When you work with creators, bake testing into the brief and the contract. Ask for two hooks, two CTAs, and one alternate thumbnail or cover frame. If you are paying for usage rights, specify that you can edit for length and add captions, because those are the levers you will test in whitelisted ads. For disclosure and ad labeling, follow the FTC’s guidance so your performance data is not built on risky practices: FTC Disclosures 101.

Finally, scale winners carefully. A result that lifts CVR at $50 per day might not hold at $5,000 per day if the platform expands to colder audiences. Increase budget in steps, watch CPA and frequency, and keep a challenger running so you do not get stuck with a fading creative. If you want more test ideas and measurement templates, browse the and adapt the frameworks to your channel mix.

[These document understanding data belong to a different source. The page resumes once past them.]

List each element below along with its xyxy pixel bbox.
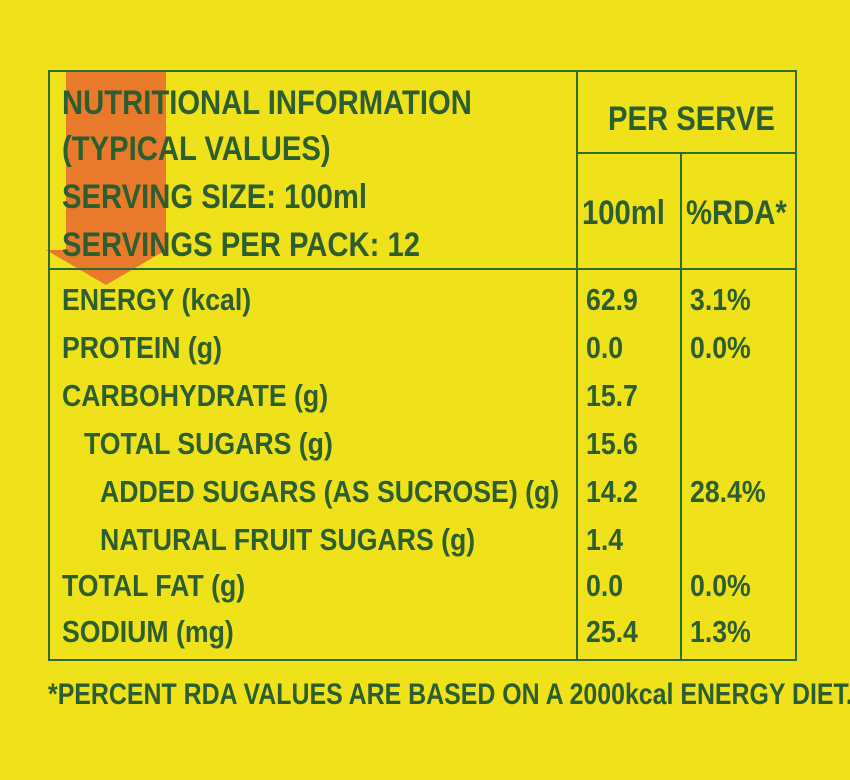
nutrient-value: 14.2 [586,474,638,509]
nutrient-label: TOTAL FAT (g) [62,568,246,603]
divider [576,72,578,661]
nutrient-value: 15.6 [586,426,638,461]
header-line: SERVINGS PER PACK: 12 [62,226,421,264]
nutrient-value: 0.0 [586,568,624,603]
nutrient-label: CARBOHYDRATE (g) [62,378,329,413]
per-serve-header: PER SERVE [608,100,775,138]
nutrient-label: NATURAL FRUIT SUGARS (g) [100,522,476,557]
nutrient-value: 15.7 [586,378,638,413]
header-line: SERVING SIZE: 100ml [62,178,367,216]
nutrient-rda: 28.4% [690,474,766,509]
nutrient-label: TOTAL SUGARS (g) [84,426,333,461]
nutrient-label: SODIUM (mg) [62,614,234,649]
nutrient-label: ADDED SUGARS (AS SUCROSE) (g) [100,474,560,509]
nutrient-value: 1.4 [586,522,624,557]
footnote: *PERCENT RDA VALUES ARE BASED ON A 2000k… [48,678,850,711]
nutrient-value: 62.9 [586,282,638,317]
divider [50,268,797,270]
nutrient-value: 0.0 [586,330,624,365]
nutrient-rda: 0.0% [690,568,751,603]
header-line: NUTRITIONAL INFORMATION [62,84,472,122]
nutrient-label: PROTEIN (g) [62,330,222,365]
header-line: (TYPICAL VALUES) [62,130,331,168]
col-header-100ml: 100ml [582,194,665,232]
divider [680,154,682,661]
nutrition-panel: NUTRITIONAL INFORMATION (TYPICAL VALUES)… [48,70,797,661]
nutrient-value: 25.4 [586,614,638,649]
divider [576,152,797,154]
nutrient-rda: 0.0% [690,330,751,365]
nutrient-rda: 3.1% [690,282,751,317]
nutrient-rda: 1.3% [690,614,751,649]
down-arrow-icon [46,70,166,285]
nutrient-label: ENERGY (kcal) [62,282,252,317]
col-header-rda: %RDA* [686,194,787,232]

A simple 14 day A B testing plan to double conversion rate

You do not need a quarter long roadmap to see gains. Over 14 days, you can run two sequential tests on your highest intent page and one creative test for influencer traffic. Days 1 to 2: audit your funnel, confirm tracking, and pick one page with enough volume. Days 3 to 7: run a landing page test focused on clarity, like a new headline plus a tighter value prop. Days 8 to 12: run a friction test, like guest checkout or express pay. Days 13 to 14: analyze, document, and turn the winner into the new control.

At the same time, run one creator funnel test: two hooks or two CTAs on the same creator asset, ideally through whitelisting so delivery is comparable. Your takeaway is simple: if you keep the test clean, use guardrails, and prioritize high intent steps, doubling conversion rate becomes a series of manageable improvements rather than a single miracle redesign.